Il consent à m'accorder un coup d'œil impassible.

- Toi, rien du tout.

- Mais qu'est-ce que vous voulez de Royce, à la fin ? j'insiste.

- Je ne crois pas que ça te regarde.

"Il n'y a jamais de deuxième avertissement".

Pour qui est-ce qu'il se prend ?

- "La menace ne sert d'armes qu'aux menacés", je cite distinctement sans m'arrêter aux mimiques interloquées d'Hunter.

- Je te demande pardon ?

- C'est de Léonard de Vinci.

Inculte.

Je ne sais pas comment le dicton ainsi que son auteur ont réussi à se frayer un chemin jusqu'à la mince couche encore fonctionnelle de ma cervelle en bouillie. Vadim marque une pause pendant laquelle je crois entendre mon ami jurer, puis un rictus gelé dévoile ses dents et il commente :

- J'en prends bonne note.

- Si vous lui causez des problèmes, j'irais voir mon oncle et vous n'avez aucune idée de ce qu'il fait aux gens qui le dérangent.

Je n'arrive pas à croire à ce qui vient de sortir de ma bouche. Ma bouche à moi ! Ma bouche ! Je viens probablement d'être victime d'un acte de possession passagère, parce qu'il est strictement impossible que j'ai menacé un adulte de cette façon-là. Hunter doit penser la même chose. Je l'entends inspirer brusquement en dépit de la musique. Raide comme une bûche de cheminée, il m'empoigne d'autorité pour m'éloigner. Il est tellement vigoureux que je crois qu'il me porte plus qu'il me traîne. Je ne lutte pas contre lui. Je ne cherche pas non plus à apercevoir la réaction de Vadim.

La salle est toujours noire de monde et de bruit. Pourtant, il doit être super tard, genre... trente-deux heures de la nuit ! Je m'attendais à ce que l'on retourne à la table, mais ce n'est pas dans cette direction que le géant m'emporte. D'autant plus que, lorsque l'on passe près de notre banquette, elle est complètement déserte. Où est passé tout le monde ? Où est... Pourquoi est-ce qu'ils ne nous ont pas atten... Argh, Hunter marche beaucoup trop vite ! Il fait la course avec quelqu'un ? Avec moi ?

- Ralentis, je lui réclame en me concentrant sur mes pieds qui se trébuchent l'un sur l'autre tous les deux mètres.

À côté de moi, une autre personne trottine et elle porte aussi des converses, si bien qu'il me faut un petit moment pour savoir laquelle des deux paires de tennis est la mienne.

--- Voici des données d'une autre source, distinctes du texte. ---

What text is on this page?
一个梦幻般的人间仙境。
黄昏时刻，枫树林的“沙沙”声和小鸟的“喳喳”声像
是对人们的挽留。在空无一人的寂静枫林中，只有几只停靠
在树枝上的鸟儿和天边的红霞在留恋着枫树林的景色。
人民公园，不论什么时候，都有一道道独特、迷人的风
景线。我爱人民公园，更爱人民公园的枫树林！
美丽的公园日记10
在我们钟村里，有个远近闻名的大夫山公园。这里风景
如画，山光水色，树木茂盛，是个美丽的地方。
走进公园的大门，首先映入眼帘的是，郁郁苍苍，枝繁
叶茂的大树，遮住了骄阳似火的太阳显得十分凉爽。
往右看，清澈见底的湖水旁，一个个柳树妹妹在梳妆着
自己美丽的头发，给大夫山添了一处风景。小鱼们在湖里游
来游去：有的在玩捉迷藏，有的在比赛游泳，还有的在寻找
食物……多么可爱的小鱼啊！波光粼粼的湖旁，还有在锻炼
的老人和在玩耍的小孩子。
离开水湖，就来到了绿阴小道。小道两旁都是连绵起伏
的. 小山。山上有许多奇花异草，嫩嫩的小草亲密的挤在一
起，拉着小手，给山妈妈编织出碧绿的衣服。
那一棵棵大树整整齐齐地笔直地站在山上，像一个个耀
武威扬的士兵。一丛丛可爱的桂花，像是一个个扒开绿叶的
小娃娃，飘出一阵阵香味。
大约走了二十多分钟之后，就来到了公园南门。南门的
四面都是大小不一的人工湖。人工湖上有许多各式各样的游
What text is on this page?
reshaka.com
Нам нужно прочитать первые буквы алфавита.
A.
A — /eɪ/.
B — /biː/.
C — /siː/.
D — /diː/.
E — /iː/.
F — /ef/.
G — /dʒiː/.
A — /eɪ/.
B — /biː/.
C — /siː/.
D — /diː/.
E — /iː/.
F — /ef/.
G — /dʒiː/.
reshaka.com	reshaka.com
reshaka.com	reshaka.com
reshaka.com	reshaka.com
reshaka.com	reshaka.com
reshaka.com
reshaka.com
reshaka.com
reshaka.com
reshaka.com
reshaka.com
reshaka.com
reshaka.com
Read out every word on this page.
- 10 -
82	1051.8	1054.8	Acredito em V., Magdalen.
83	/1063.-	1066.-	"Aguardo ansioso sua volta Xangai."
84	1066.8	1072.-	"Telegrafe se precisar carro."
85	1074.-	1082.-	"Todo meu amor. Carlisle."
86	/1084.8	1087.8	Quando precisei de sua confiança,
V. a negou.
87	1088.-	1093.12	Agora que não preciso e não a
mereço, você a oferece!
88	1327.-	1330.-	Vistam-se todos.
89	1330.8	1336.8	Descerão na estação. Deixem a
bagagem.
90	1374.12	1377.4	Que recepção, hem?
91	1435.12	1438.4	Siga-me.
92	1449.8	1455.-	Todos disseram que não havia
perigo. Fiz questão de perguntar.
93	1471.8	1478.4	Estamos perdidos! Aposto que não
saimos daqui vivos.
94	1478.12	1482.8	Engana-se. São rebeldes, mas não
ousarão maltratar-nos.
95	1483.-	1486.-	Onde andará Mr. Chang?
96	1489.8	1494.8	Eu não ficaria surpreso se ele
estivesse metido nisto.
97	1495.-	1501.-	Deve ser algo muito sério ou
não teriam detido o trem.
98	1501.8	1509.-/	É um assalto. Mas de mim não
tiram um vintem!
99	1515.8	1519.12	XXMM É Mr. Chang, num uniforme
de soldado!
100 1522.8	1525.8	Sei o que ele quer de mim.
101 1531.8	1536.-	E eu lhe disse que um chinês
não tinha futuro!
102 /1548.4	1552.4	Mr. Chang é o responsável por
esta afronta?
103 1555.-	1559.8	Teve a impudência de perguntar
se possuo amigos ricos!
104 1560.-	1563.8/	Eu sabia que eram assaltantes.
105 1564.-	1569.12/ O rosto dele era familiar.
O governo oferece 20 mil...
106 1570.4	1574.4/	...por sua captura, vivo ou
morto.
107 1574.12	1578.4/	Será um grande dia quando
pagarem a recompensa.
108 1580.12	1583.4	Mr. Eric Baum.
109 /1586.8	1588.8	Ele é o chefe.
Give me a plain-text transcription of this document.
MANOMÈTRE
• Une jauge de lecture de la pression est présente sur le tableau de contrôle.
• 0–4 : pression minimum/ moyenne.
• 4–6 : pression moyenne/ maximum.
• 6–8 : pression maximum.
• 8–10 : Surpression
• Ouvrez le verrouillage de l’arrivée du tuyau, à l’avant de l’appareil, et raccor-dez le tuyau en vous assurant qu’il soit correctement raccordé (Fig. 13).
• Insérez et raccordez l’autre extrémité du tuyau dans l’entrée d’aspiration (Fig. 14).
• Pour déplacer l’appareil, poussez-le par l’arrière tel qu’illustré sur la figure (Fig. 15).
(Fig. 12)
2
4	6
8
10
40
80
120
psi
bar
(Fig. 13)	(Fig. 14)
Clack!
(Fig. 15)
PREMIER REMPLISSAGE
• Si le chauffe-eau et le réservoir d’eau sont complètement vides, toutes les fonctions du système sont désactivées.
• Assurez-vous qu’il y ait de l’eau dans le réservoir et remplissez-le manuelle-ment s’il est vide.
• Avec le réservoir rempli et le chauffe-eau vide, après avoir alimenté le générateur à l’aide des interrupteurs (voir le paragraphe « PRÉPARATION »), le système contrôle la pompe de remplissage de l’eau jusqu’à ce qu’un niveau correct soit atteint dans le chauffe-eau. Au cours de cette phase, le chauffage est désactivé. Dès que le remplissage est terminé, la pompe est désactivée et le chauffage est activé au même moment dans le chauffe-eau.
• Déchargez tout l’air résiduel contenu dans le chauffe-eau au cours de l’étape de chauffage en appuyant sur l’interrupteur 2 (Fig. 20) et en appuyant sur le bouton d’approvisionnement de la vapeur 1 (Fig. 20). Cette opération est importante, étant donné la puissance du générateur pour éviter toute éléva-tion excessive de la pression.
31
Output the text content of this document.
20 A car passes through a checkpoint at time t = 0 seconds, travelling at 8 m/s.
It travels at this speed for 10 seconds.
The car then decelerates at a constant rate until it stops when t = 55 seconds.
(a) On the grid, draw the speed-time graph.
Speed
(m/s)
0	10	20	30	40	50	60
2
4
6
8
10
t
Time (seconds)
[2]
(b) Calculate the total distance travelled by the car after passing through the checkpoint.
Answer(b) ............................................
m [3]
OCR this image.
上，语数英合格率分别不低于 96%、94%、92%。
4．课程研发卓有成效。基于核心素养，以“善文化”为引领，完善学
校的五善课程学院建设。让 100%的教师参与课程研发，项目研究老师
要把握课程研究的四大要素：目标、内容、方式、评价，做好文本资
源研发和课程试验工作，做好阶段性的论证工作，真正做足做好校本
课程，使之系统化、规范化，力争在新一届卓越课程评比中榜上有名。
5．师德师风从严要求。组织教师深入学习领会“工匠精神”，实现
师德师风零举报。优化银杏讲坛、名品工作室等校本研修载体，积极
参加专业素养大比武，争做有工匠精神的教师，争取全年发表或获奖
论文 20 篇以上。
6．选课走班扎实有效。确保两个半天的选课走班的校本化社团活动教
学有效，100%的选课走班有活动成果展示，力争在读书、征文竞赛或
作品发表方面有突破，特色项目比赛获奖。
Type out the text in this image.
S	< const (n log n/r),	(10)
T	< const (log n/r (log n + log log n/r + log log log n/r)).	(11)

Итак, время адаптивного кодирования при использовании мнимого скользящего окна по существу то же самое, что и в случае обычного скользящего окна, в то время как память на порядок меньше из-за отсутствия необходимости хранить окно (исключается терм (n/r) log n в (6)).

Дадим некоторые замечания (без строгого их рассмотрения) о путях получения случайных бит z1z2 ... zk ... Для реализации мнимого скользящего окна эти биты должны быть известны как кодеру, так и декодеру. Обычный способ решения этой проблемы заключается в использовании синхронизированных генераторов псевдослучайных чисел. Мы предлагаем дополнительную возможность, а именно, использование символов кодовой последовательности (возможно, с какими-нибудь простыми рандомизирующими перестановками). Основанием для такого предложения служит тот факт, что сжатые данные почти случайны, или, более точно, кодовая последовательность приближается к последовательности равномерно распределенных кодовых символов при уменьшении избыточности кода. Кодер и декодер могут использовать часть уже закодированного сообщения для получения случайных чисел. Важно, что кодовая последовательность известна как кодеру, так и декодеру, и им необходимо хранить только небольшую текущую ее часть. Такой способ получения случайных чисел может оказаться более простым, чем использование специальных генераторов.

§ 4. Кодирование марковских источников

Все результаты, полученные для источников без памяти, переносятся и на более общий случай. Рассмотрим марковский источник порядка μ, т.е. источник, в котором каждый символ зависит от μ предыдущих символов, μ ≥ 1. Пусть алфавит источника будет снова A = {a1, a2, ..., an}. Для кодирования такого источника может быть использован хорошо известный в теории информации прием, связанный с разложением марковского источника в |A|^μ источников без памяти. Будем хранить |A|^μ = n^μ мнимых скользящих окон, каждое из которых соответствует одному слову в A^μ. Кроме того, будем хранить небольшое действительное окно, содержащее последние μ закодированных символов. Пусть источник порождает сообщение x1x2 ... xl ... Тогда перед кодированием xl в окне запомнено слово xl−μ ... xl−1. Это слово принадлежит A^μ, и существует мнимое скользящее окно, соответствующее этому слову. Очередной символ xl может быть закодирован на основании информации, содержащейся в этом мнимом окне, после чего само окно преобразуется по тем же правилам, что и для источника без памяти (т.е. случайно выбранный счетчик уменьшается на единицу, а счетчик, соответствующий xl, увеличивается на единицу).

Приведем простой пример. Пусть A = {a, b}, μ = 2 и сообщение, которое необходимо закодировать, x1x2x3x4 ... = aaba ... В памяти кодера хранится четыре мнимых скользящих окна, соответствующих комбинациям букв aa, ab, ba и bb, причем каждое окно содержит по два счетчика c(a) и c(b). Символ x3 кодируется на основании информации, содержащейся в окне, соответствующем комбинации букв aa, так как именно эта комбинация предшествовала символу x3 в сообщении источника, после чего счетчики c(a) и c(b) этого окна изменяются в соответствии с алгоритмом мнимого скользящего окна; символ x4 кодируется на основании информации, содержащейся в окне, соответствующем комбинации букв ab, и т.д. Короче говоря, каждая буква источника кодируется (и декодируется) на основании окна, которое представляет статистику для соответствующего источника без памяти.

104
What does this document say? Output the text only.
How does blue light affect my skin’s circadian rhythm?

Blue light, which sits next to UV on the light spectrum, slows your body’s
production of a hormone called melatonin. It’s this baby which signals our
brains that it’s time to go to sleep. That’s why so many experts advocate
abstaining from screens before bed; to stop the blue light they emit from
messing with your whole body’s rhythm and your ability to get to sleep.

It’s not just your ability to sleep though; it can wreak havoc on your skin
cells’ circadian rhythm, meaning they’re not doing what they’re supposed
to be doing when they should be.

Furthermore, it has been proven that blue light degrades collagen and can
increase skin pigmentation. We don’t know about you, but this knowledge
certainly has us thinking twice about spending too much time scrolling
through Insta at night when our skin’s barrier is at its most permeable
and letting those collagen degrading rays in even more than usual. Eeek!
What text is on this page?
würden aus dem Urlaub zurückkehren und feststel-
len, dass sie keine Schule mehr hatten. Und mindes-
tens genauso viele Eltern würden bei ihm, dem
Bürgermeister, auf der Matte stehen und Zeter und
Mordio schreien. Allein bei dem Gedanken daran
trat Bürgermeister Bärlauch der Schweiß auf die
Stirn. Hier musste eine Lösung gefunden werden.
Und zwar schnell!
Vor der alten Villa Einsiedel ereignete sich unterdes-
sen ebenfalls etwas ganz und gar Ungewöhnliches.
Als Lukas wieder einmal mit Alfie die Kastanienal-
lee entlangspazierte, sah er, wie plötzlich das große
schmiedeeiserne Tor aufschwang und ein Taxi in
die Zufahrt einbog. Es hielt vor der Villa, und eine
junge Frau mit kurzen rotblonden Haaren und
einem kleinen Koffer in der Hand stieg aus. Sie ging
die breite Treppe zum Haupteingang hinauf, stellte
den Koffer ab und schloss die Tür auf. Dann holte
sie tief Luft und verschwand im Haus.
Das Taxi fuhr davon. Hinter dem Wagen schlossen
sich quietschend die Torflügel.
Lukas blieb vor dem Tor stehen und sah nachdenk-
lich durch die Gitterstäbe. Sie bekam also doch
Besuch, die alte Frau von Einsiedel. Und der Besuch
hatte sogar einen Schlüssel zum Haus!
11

- Hunter ? Où sont les autres ?

Silence radio. Enfin, décibels explosifs. Avec un faible soupir résigné, je me tais et le laisse me guider vers la sortie du bâtiment. J'espère qu'il sait où il va. Je suis fatiguée. Comme après une partie de Paintball. Enfin, moi je n'en ai jamais fait, mais j'aimerais bien essayer. On marche des kilomètres avant de retrouver la nuit, dehors. Une nuit bien sombre, un ciel tissé dans le plumage des corbeaux et quelques flaques de lumières qui dégoulinent aux pieds des lampadaires.

Et puis de l'air, du vrai, plein d'air intoxiqué au silence. Mes oreilles bourdonnent de soulagement, mes sens soupirent à l'unisson. La quiétude m'agresse de sa douceur et c'est tellement calme que j'ai l'impression de mourir. J'ai l'impression de revivre.

Mon Dieu, ça fait du bien ! Comme une cure ! Je respire fort par le nez et j'écarterais bien les bras, comme quelqu'un qui vient d'escalader une montagne et cherche à s'imprégner de l'apaisante altitude, mais Hunter ne m'en laisse pas le temps. Il me remorque à toute allure vers le parking que l'on a quitté il y a des heures.

L'endroit est désert. Enfin c'est ce que je pense d'abord. Après je les repère. Ils sont là, enfoncés dans le noir. Royce, Mia et Diego. Muets, paralysés comme une scène de film sur pause, mais sans le triangle au milieu.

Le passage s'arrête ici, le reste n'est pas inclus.